Columbia, S.C. (AP) -- On the day that South Carolina celebrated its first official Confederate Memorial Day, the House voted 63-56 Wednesday to remove the Confederate flag from atop the Capitol dome.
Only three black legislators voted for the Senate-passed compromise that on July 1 removes the flag from the dome and legislative chambers and flies a similar one at a monument to Confederate soldiers on Statehouse grounds.
In a passionate plea before the vote, Republican Speaker David Wilkins pounded the lectern and urged lawmakers to find common ground.
"I'm asking every one of you to reach deep and think about what's in the best interests of the state you love so much," said Wilkins, a longtime flag supporter who backed the compromise.
After a procedural final vote Thursday, the bill will be sent back to the Democrat-controlled Senate, which has to agree on minor House changes.
"With tonight's vote, we are one giant step closer to ending the flag debate," said Democrat Gov.
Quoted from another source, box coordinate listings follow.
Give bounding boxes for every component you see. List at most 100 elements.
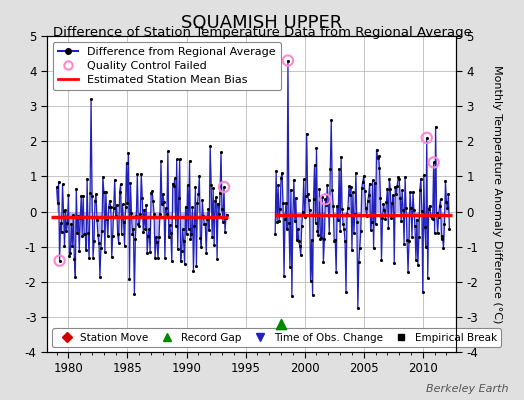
Point [144,233,152,239]
Point [174,195,183,202]
Point [400,241,408,247]
Point [353,219,361,225]
Point [84,230,92,236]
Point [63,220,72,226]
Point [220,184,228,190]
Point [286,264,294,270]
Point [103,216,111,222]
Point [323,182,332,188]
Point [93,216,101,223]
Point [158,200,166,207]
Point [416,187,424,193]
Point [68,243,77,250]
Point [343,210,351,217]
Point [112,213,120,220]
Point [58,181,67,188]
Point [121,242,129,249]
Point [348,189,357,195]
Point [351,211,359,217]
Point [168,258,176,264]
Point [135,223,144,229]
Point [181,204,190,210]
Point [411,223,419,230]
Point [163,148,172,154]
Point [418,208,426,214]
Point [77,193,85,199]
Point [314,232,323,238]
Point [96,273,104,280]
Point [212,194,220,200]
Point [382,199,390,206]
Point [350,230,358,236]
Point [327,116,335,123]
Point [321,196,330,202]
Point [176,156,184,163]
Point [105,204,113,210]
Point [365,192,373,198]
Point [132,212,140,219]
Point [412,257,420,264]
Point [73,230,81,236]
Point [150,211,158,218]
Point [443,205,452,212]
Point [113,202,121,208]
Point [335,165,343,172]
Point [189,268,198,274]
Point [83,176,91,182]
Point [277,174,285,181]
Point [188,204,196,210]
Point [282,200,290,206]
Point [178,248,186,254]
Point [126,180,135,186]
Point [114,240,123,246]
Point [220,184,228,190]
Point [365,180,374,187]
Point [308,291,316,298]
Point [439,245,447,252]
Point [196,235,204,241]
Point [101,249,109,255]
Point [118,201,127,208]
Point [433,230,442,236]
Point [139,229,147,235]
Point [444,191,453,198]
Point [204,206,212,212]
Point [172,156,181,162]
Point [122,204,130,210]
Point [408,234,416,240]
Point [334,217,342,223]
Point [310,162,319,168]
Point [355,259,363,266]
Point [179,238,188,244]
Point [277,321,285,327]
Point [155,234,163,240]
Point [407,205,415,211]
Y-axis label: Monthly Temperature Anomaly Difference (°C): Monthly Temperature Anomaly Difference (… [492,65,502,323]
Point [283,57,292,64]
Point [134,221,143,228]
Point [366,227,375,233]
Point [157,158,165,164]
Point [342,289,350,295]
Point [146,249,155,256]
Point [159,191,167,198]
Point [100,188,108,195]
Point [324,200,333,206]
Point [358,179,367,185]
Point [210,242,219,248]
Point [390,260,398,266]
Point [296,243,304,250]
Point [284,57,292,64]
Point [276,206,284,212]
Point [431,124,440,130]
Point [432,210,441,216]
Point [95,240,103,246]
Point [106,203,115,210]
Point [140,206,148,213]
Point [399,207,407,214]
Point [339,221,347,227]
Point [345,183,353,190]
Point [217,149,225,155]
Point [86,190,94,196]
Point [344,204,352,211]
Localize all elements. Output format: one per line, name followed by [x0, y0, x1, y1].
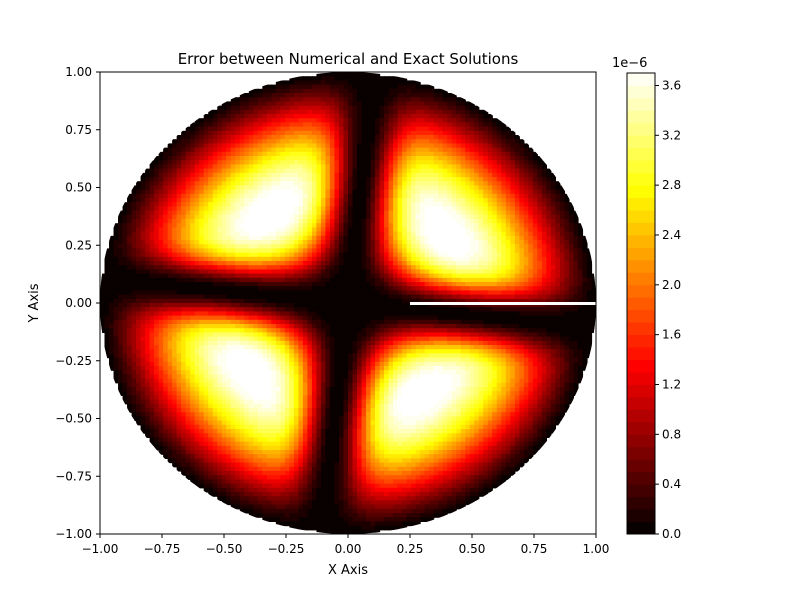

Jim Hodges, who has said he will sign any bill that removes the flag from the dome.
But black House members and the National Association for the Advancement of Colored People, which is urging tourists to boycott the state, say the flag would be too visible at the monument, which is at one of Columbia's busiest intersections. Black senators, however, supported the bill.
"Unfortunately it's not over," said House Minority Leader Gilda Cobb-Hunter, who is black. "It's over for me, but I don't think it's over for the state."
The NAACP has said it will continue the boycott if the flag goes to the monument.
The vote was emotional for many lawmakers.
"Those who voted for the bill were doing that as statesmen and as people that wanted to resolve the issue," said House Majority Rick Quinn, a Republican flag supporter who cried after casting his vote for the compromise.
The Republican-controlled House made few changes to the Senate bill. It set July 1 for the flag to come down, increased the height of the flag pole at the monument from 20 feet to 30 feet, added lighting and a fence and specified the flag size as a 52-inch by 52-inch square.
Early Wednesday, the Confederate monument was vandalized with red spray paint that said, "take it down, don't put it here."
As lawmakers debated, protesters burned the Confederate and Nazi flags on the Statehouse lawn. The Confederate flag, like the Nazi emblem, "represents crimes against humanity," said Kevin Gray of the Harriet Tubman Read Street Freedom House Project in Columbia.
The protesters shouted "no compromise." But the Confederate flag did not immediately ignite, and its supporters chanted back "it won't burn."
The Confederate flag was raised above the Statehouse in 1962 to commemorate the Civil War centennial, though critics suggest it also was in defiance of the civil rights movement. Flag supporters say it is an important part of the state's heritage. Opponents say it represents slavery and hatred.